Interviewees: Daniel S. Markey, Senior Fellow for India, Pakistan, and South Asia, CFR
Shuja Nawaz, Director, South Asia Center, Atlantic Council of the United States
Interviewer: Jayshree Bajoria, Senior Staff Writer, CFR.org
March 4, 2011

The arrest of Raymond Davis, reportedly a CIA contractor, who shot and killed two Pakistani men in Lahore, has led to fallout in the diplomatic relations between Washington and Islamabad. CFR Senior Fellow Daniel Markey says, in particular, the relations between the intelligence agencies--Pakistan's Directorate for Inter-Services Intelligence (ISI), and the CIA in the United States--have also taken "a big hit."

A breakdown in the intelligence relationship could jeopardize the war effort in Afghanistan and spell a serious setback to counterterrorism efforts in Pakistan's tribal areas. The two agencies, most analysts say, have been working closely, especially on conducting drone attacks targeting militants in Pakistan's border areas with Afghanistan.  But they differ on some core issues such as Pakistan's interests in Afghanistan, says Shuja Nawaz , director of the South Asia center at the Washington-based Atlantic Council of the United States. The CIA also believes that the ISI continues to have links with some Afghanistan- and India-focused militant groups such as the Haqqani network, Quetta Shura Taliban, and Lashkar-e-Taiba.

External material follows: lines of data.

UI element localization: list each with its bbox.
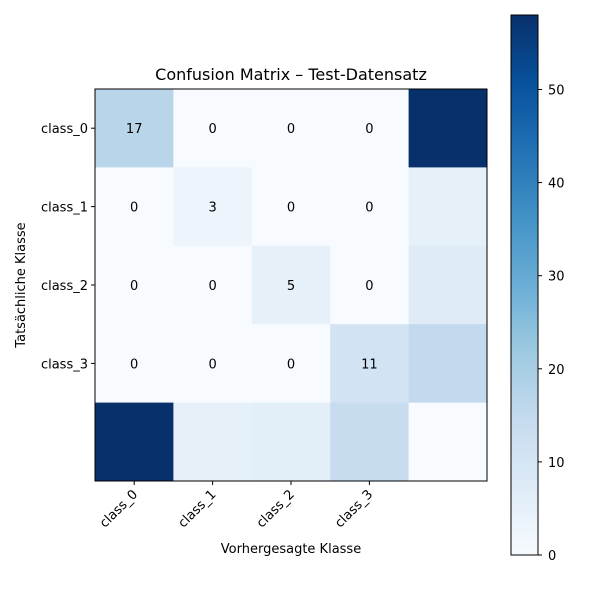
colorbar-tick-label: 40 xyxy=(548,177,565,192)
heatmap-cell xyxy=(95,167,174,247)
cell-value-label: 0 xyxy=(365,279,373,294)
colorbar xyxy=(510,14,539,556)
cell-value-label: 0 xyxy=(287,357,295,372)
heatmap-cell xyxy=(408,89,488,168)
y-tick-label: class_2 xyxy=(41,279,88,294)
cell-value-label: 0 xyxy=(130,279,138,294)
heatmap-cell xyxy=(251,89,331,168)
cell-value-label: 0 xyxy=(365,122,373,137)
x-axis-title: Vorhergesagte Klasse xyxy=(221,542,361,557)
heatmap-cell xyxy=(173,245,253,325)
heatmap-cell xyxy=(173,167,253,247)
heatmap-cell xyxy=(251,245,331,325)
heatmap-cell xyxy=(330,324,410,404)
y-tick-label: class_0 xyxy=(41,122,88,137)
heatmap-cell xyxy=(408,402,488,482)
heatmap-cell xyxy=(95,402,174,482)
heatmap-cell xyxy=(330,402,410,482)
heatmap-cell xyxy=(251,167,331,247)
heatmap-cell xyxy=(408,167,488,247)
x-axis-ticks: class_0 class_1 class_2 class_3 xyxy=(97,481,376,531)
heatmap-cells xyxy=(95,89,488,482)
cell-value-label: 0 xyxy=(287,201,295,216)
heatmap-cell xyxy=(173,89,253,168)
heatmap-cell xyxy=(251,402,331,482)
y-tick-label: class_3 xyxy=(41,357,88,372)
colorbar-tick-label: 50 xyxy=(548,83,565,98)
x-tick-label: class_3 xyxy=(332,487,376,531)
heatmap-cell xyxy=(330,245,410,325)
y-axis-ticks: class_0 class_1 class_2 class_3 xyxy=(41,122,95,372)
heatmap-cell xyxy=(95,89,174,168)
heatmap-cell xyxy=(95,324,174,404)
cell-value-label: 11 xyxy=(361,357,378,372)
x-tick-label: class_0 xyxy=(97,487,141,531)
cell-value-label: 0 xyxy=(208,279,216,294)
colorbar-tick-label: 0 xyxy=(548,549,556,564)
colorbar-ticks: 0 10 20 30 40 50 xyxy=(538,83,565,564)
colorbar-tick-label: 20 xyxy=(548,363,565,378)
cell-value-label: 17 xyxy=(126,122,143,137)
x-tick-label: class_2 xyxy=(254,487,298,531)
cell-value-label: 0 xyxy=(208,357,216,372)
heatmap-cell xyxy=(330,89,410,168)
chart-title: Confusion Matrix – Test-Datensatz xyxy=(155,65,427,84)
y-axis-title: Tatsächliche Klasse xyxy=(14,222,29,348)
heatmap-cell-labels: 17 0 0 0 0 3 0 0 0 0 5 0 0 0 0 11 xyxy=(126,122,378,372)
heatmap-cell xyxy=(330,167,410,247)
colorbar-tick-label: 10 xyxy=(548,456,565,471)
heatmap-cell xyxy=(408,245,488,325)
heatmap-cell xyxy=(95,245,174,325)
cell-value-label: 0 xyxy=(287,122,295,137)
heatmap-cell xyxy=(173,402,253,482)
cell-value-label: 0 xyxy=(130,201,138,216)
heatmap-cell xyxy=(408,324,488,404)
cell-value-label: 3 xyxy=(208,201,216,216)
x-tick-label: class_1 xyxy=(176,487,220,531)
heatmap-cell xyxy=(251,324,331,404)
y-tick-label: class_1 xyxy=(41,201,88,216)
cell-value-label: 5 xyxy=(287,279,295,294)
cell-value-label: 0 xyxy=(130,357,138,372)
heatmap-cell xyxy=(173,324,253,404)
cell-value-label: 0 xyxy=(365,201,373,216)
colorbar-tick-label: 30 xyxy=(548,270,565,285)
cell-value-label: 0 xyxy=(208,122,216,137)
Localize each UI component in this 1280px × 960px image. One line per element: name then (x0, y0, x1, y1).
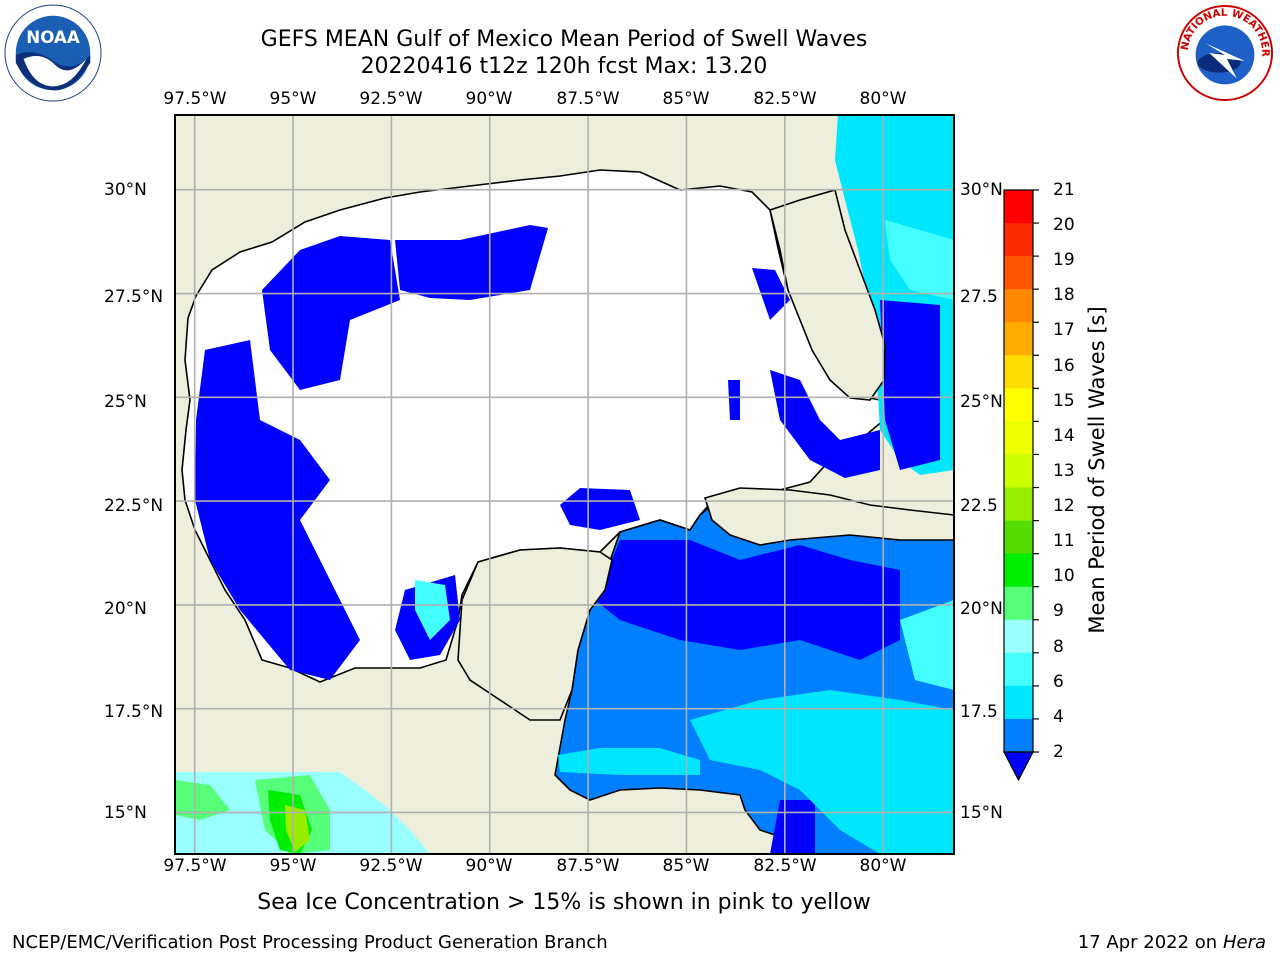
colorbar-tick: 13 (1053, 461, 1075, 481)
colorbar-tick: 8 (1053, 637, 1064, 657)
colorbar-segment (1004, 421, 1033, 455)
colorbar-segment (1004, 322, 1033, 356)
sea-ice-note: Sea Ice Concentration > 15% is shown in … (257, 890, 871, 915)
lon-label: 87.5°W (556, 856, 620, 876)
footer-host: Hera (1222, 932, 1266, 953)
yucatan-land (457, 547, 613, 721)
lon-label: 97.5°W (163, 856, 227, 876)
colorbar-tick: 9 (1053, 601, 1064, 621)
florida-land (769, 189, 886, 401)
lat-label: 22.5 (960, 496, 998, 516)
lat-label: 25°N (960, 392, 1003, 412)
map-title: GEFS MEAN Gulf of Mexico Mean Period of … (260, 27, 868, 52)
lat-label: 20°N (960, 599, 1003, 619)
colorbar-segment (1004, 619, 1033, 654)
lat-label: 30°N (960, 180, 1003, 200)
colorbar-extension (1003, 751, 1034, 782)
lat-label: 25°N (104, 392, 147, 412)
colorbar-tick: 19 (1053, 250, 1075, 270)
lon-label: 82.5°W (753, 856, 817, 876)
colorbar-tick: 16 (1053, 356, 1075, 376)
lon-label: 90°W (465, 856, 513, 876)
colorbar-segment (1004, 718, 1033, 753)
colorbar-tick: 21 (1053, 180, 1075, 200)
colorbar-tick: 4 (1053, 707, 1064, 727)
lon-label: 85°W (662, 89, 710, 109)
lon-label: 90°W (465, 89, 513, 109)
colorbar-tick: 10 (1053, 566, 1075, 586)
lon-label: 85°W (662, 856, 710, 876)
map-frame (174, 114, 955, 855)
colorbar-segment (1004, 652, 1033, 687)
swell-period-2-4s (195, 225, 940, 854)
lon-label: 95°W (269, 856, 317, 876)
lat-label: 27.5 (960, 287, 998, 307)
colorbar-tick: 6 (1053, 672, 1064, 692)
colorbar-tick: 20 (1053, 215, 1075, 235)
colorbar-segment (1004, 289, 1033, 323)
cuba-land (703, 487, 954, 546)
lon-label: 82.5°W (753, 89, 817, 109)
colorbar-title: Mean Period of Swell Waves [s] (1085, 306, 1109, 634)
lat-label: 22.5°N (104, 496, 164, 516)
graticule (175, 115, 954, 854)
colorbar (1003, 189, 1039, 782)
lat-label: 15°N (960, 803, 1003, 823)
lat-label: 27.5°N (104, 287, 164, 307)
lat-label: 30°N (104, 180, 147, 200)
colorbar-segment (1004, 454, 1033, 489)
footer-date: 17 Apr 2022 on Hera (1078, 932, 1266, 953)
lon-label: 92.5°W (359, 89, 423, 109)
lat-label: 17.5°N (104, 702, 164, 722)
colorbar-segment (1004, 520, 1033, 555)
colorbar-segment (1004, 223, 1033, 257)
footer-date-text: 17 Apr 2022 on (1077, 932, 1223, 953)
lon-label: 87.5°W (556, 89, 620, 109)
lat-label: 15°N (104, 803, 147, 823)
colorbar-tick: 2 (1053, 742, 1064, 762)
map-subtitle: 20220416 t12z 120h fcst Max: 13.20 (360, 54, 768, 79)
colorbar-segment (1004, 553, 1033, 588)
noaa-logo: NOAA (4, 4, 102, 102)
colorbar-segment (1004, 487, 1033, 522)
colorbar-segment (1004, 685, 1033, 720)
lon-label: 80°W (859, 856, 907, 876)
lon-label: 80°W (859, 89, 907, 109)
colorbar-frame (1003, 189, 1034, 753)
colorbar-tick: 14 (1053, 426, 1075, 446)
colorbar-segment (1004, 190, 1033, 224)
lon-label: 95°W (269, 89, 317, 109)
lat-label: 17.5 (960, 702, 998, 722)
colorbar-segment (1004, 355, 1033, 389)
lon-label: 97.5°W (163, 89, 227, 109)
svg-text:NOAA: NOAA (26, 28, 80, 47)
nws-logo: NATIONAL WEATHER SERVICE (1176, 4, 1274, 102)
lat-label: 20°N (104, 599, 147, 619)
colorbar-tick: 18 (1053, 285, 1075, 305)
colorbar-tick: 12 (1053, 496, 1075, 516)
colorbar-tick: 17 (1053, 320, 1075, 340)
footer-credit: NCEP/EMC/Verification Post Processing Pr… (12, 932, 608, 953)
colorbar-segment (1004, 586, 1033, 621)
colorbar-segment (1004, 388, 1033, 422)
colorbar-segment (1004, 256, 1033, 290)
colorbar-tick: 11 (1053, 531, 1075, 551)
colorbar-tick: 15 (1053, 391, 1075, 411)
lon-label: 92.5°W (359, 856, 423, 876)
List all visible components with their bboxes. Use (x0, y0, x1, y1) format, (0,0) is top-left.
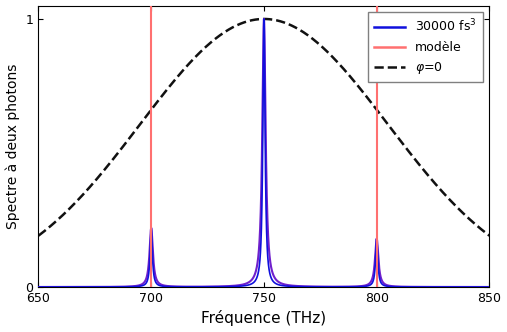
Legend: 30000 fs$^3$, modèle, $\varphi$=0: 30000 fs$^3$, modèle, $\varphi$=0 (368, 12, 483, 82)
Y-axis label: Spectre à deux photons: Spectre à deux photons (6, 64, 20, 229)
X-axis label: Fréquence (THz): Fréquence (THz) (201, 310, 327, 326)
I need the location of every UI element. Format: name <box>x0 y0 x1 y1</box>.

Markey says: "ISI has sought to wall off its interactions with the CIA" where "certain elements of the ISI coordinate closely and they are completely separated by internal institutional firewall  from those elements of the ISI that do not cooperate with the CIA and maybe pursuing activities that are actually opposed to what the CIA would like." He adds that the Davis case suggests that the CIA may have taken a similar approach where "elements of the CIA are active inside Pakistan without ISI's knowledge" and perhaps without the knowledge of other branches of the CIA and U.S. government.

The frenzy and paranoia in the Pakistani media and among the public has further weakened an already fragile civilian government that is seen as pro-American. The top military officials from both countries had a secret meeting (ForeignPolicy.com) in Oman last month to find a way out of the crisis. Nawaz says both sides will have to compromise. Markey recommends the United States demonstrate to Pakistan its commitment to a "long-term improved partnership whereby Pakistan will have its core interests protected" and in return Pakistanis "will have to jettison their working relationships with extremists and militant groups inside their own society."